The plot seems to suggest that there is a lot of variation in both of these scores, but note the scale--this is very zoomed in! It actally seems like things are relatively flat.

In addition, perplexity in scikit-learn's implementation has a known issue--it should not be increasing with the number of topics. In my experience, it seems to be inverted--you can still use the elbow method, but the plot is flipped. However, most references suggest using other means to pick the best model, like the coherence measure we computed, along with your own intuition.

### Final Task 

We focused completely on LDA in this demo, but we also covered NMF. On your own, I'd like you to try to fit an NMF model. You can use the same settings we used in our first LDA model (100 topics, simple word counts). You should be able to use the same function we wrote above to examine the topics produced by NMF. The documentation for NMF can be found __[here](https://scikit-learn.org/stable/modules/generated/sklearn.decomposition.NMF.html)__. 

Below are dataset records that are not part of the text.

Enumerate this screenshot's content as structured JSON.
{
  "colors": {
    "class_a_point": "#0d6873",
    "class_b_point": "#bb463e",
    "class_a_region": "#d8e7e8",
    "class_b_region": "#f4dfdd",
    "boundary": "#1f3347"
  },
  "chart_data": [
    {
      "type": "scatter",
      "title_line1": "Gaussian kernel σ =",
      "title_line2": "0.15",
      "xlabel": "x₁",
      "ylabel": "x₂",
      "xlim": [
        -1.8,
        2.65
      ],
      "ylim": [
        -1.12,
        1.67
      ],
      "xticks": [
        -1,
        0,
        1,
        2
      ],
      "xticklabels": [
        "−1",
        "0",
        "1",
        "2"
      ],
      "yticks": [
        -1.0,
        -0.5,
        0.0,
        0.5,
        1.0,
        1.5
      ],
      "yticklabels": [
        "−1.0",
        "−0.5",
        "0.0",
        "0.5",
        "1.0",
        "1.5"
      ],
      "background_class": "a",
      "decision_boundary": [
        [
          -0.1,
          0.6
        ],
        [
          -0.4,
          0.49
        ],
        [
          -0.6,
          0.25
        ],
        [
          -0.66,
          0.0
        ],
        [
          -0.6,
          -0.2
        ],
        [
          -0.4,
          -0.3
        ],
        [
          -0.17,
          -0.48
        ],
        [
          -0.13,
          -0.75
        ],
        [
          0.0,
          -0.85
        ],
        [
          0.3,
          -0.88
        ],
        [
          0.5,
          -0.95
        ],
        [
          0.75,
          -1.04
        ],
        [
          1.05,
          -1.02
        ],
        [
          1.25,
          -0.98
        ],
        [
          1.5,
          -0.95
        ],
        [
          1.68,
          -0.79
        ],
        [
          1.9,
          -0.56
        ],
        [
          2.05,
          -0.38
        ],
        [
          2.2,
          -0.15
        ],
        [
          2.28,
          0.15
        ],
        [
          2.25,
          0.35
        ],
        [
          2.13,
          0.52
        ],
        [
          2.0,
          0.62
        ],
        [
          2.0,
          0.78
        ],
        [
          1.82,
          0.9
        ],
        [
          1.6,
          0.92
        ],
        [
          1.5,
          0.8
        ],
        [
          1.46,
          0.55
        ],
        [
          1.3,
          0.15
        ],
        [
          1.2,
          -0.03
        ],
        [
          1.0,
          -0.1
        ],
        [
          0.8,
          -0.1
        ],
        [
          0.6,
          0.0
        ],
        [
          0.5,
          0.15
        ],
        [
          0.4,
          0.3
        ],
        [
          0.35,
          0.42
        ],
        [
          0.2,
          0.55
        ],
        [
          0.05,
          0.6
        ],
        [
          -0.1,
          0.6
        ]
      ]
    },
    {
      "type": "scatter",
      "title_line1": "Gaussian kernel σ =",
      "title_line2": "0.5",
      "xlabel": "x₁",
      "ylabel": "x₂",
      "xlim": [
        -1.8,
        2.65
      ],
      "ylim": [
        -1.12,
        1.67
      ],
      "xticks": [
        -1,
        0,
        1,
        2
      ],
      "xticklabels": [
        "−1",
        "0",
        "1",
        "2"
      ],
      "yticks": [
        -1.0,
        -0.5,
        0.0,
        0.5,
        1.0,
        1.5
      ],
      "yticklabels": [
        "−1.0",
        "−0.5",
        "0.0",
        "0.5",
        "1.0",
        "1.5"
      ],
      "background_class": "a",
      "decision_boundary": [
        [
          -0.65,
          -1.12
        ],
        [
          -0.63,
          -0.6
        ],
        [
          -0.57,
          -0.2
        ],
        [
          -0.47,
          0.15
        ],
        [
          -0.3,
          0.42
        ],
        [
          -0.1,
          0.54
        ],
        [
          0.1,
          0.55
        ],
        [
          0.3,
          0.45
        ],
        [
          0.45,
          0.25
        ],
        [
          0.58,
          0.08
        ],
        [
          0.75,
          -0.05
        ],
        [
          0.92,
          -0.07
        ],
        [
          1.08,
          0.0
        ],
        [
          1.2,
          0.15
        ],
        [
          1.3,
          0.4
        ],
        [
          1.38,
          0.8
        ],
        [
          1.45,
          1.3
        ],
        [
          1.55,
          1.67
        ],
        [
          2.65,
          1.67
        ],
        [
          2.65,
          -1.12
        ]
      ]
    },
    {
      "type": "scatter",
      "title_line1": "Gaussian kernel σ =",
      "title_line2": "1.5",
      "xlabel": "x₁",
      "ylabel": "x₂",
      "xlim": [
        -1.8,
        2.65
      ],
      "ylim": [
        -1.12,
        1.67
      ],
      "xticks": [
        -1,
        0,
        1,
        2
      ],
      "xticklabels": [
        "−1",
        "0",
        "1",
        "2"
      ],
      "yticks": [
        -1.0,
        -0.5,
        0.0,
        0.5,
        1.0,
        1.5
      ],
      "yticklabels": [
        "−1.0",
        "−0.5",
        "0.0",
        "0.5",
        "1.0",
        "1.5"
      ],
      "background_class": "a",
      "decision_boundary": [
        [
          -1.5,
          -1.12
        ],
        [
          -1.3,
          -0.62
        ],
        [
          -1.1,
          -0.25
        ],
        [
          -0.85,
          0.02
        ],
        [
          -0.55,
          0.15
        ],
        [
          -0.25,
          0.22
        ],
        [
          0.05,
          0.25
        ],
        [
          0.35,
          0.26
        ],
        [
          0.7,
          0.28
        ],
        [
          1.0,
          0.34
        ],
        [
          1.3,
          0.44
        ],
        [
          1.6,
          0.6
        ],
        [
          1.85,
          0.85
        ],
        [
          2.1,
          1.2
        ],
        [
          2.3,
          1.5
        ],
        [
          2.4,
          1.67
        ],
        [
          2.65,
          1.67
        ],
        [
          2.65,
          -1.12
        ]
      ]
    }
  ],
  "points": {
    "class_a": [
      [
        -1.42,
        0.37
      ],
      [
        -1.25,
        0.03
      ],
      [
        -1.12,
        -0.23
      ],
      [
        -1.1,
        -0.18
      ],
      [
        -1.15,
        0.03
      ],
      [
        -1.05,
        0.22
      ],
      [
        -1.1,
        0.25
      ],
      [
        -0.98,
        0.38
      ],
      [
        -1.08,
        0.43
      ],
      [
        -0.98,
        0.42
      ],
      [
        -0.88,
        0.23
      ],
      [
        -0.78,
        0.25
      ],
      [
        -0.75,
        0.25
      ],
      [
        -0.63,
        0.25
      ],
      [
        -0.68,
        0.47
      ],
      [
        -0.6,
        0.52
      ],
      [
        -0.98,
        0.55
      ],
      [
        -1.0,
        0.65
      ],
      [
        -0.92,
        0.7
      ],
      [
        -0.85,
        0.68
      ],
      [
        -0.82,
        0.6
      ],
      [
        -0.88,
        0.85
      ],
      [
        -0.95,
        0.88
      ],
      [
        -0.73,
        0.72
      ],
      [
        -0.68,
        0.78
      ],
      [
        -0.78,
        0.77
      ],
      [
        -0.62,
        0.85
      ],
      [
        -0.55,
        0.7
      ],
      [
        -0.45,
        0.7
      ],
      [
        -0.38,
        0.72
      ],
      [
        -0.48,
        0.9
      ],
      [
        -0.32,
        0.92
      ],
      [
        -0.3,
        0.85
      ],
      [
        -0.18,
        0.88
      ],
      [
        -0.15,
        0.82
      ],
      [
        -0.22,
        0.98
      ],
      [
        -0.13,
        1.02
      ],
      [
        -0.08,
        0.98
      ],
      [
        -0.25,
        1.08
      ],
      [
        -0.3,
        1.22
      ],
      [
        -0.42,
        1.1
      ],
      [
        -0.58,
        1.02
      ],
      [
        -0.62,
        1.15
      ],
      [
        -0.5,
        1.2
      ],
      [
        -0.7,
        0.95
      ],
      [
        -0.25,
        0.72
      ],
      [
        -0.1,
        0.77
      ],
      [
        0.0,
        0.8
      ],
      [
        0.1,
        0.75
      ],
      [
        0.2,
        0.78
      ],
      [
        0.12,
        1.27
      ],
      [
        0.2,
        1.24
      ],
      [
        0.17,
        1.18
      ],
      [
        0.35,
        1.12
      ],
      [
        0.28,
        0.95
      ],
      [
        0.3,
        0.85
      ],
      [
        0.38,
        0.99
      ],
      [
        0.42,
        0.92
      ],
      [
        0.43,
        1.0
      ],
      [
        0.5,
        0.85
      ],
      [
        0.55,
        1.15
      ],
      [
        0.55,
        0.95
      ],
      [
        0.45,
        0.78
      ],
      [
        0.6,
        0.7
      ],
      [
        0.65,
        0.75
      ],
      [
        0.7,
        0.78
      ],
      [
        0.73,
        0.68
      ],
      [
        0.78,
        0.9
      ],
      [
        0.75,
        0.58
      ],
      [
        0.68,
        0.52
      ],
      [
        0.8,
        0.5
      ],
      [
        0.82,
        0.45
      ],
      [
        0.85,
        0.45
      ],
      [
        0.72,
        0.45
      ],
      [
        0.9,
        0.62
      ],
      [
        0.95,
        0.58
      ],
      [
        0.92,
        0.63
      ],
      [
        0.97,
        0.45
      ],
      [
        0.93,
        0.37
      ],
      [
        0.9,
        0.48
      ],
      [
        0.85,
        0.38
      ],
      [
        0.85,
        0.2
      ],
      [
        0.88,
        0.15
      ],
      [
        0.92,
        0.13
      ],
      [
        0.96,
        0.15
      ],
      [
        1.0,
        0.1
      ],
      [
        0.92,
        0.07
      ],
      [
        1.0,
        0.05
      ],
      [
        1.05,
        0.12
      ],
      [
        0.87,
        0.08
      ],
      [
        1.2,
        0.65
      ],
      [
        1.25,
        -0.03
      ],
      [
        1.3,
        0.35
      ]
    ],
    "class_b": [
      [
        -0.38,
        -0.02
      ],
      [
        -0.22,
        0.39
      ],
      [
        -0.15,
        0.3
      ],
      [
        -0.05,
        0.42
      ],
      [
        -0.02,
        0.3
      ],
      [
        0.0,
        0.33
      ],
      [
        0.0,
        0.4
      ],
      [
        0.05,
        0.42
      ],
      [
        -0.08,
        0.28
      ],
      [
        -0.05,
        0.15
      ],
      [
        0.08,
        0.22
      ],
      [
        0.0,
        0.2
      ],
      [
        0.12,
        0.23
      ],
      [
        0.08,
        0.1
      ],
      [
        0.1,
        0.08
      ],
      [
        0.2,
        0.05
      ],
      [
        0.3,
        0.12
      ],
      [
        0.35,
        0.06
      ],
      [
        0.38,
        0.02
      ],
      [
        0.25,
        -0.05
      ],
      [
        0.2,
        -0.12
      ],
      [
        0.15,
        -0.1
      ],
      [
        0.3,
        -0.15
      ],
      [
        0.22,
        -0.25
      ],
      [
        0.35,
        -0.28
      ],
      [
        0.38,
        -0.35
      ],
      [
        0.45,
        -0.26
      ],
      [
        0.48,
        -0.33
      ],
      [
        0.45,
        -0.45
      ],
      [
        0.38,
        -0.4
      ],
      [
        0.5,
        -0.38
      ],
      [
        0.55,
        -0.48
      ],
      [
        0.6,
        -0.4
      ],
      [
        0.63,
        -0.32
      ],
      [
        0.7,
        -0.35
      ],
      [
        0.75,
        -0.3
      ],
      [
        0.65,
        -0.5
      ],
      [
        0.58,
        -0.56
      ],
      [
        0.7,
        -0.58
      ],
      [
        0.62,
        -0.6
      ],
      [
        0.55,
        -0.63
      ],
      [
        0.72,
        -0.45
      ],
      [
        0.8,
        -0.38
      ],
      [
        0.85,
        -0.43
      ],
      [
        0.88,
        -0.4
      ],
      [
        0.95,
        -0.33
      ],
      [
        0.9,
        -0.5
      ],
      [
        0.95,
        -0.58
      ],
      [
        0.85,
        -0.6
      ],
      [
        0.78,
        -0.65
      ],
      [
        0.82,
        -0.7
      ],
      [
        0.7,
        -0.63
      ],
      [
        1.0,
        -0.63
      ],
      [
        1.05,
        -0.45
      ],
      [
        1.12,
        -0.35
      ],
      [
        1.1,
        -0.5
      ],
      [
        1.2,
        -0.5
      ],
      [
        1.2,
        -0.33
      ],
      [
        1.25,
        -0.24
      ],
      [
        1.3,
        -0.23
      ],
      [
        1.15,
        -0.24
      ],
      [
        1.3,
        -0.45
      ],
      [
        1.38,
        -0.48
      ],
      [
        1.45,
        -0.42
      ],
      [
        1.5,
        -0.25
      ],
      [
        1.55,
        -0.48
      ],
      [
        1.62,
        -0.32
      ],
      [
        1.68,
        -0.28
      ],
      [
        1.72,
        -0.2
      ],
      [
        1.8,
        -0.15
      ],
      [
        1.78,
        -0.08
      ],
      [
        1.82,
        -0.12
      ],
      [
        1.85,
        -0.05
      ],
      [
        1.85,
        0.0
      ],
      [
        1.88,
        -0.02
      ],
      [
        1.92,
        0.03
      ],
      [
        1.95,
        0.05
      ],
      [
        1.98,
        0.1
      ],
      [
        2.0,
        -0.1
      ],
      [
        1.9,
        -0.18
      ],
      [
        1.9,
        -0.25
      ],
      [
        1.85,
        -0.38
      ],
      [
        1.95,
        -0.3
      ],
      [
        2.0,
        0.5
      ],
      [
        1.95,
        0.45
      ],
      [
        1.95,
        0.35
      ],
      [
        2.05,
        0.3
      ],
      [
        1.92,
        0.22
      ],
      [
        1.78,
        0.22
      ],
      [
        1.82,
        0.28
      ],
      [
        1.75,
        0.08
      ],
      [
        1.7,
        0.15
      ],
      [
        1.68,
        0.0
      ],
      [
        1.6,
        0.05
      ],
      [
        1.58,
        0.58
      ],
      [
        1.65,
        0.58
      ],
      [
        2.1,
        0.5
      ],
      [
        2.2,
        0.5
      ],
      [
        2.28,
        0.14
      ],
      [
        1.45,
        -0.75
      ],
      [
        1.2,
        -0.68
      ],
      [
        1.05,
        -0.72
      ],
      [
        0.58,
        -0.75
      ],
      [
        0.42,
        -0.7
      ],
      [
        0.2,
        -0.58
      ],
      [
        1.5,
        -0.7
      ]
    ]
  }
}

**HOMEWORK** (for disucssion): What are the 5 words associated with the most prevalent topic under this method using the 10% threshold we used previously (**NOTE**: Unlike LDA, NMF does not produce topic probabilities by document)? To transform to something that looks like LDA probabilities, or numbers summing to 1 by row, run `(res / res.sum(axis=1)[:,None])` on your document-topic matrix (assumed to be `res` in that code). Discuss your answer to this question, and the perceived quality of topics on the discussion board (no need to run coherence scores, etc.). 

I'll help you get started:

In [None]:
from sklearn.decomposition import NMF
nmf = NMF(n_components=100, random_state=123) # while NMF can be deterministic, sklearn has several different intialization options, some of which have a random element.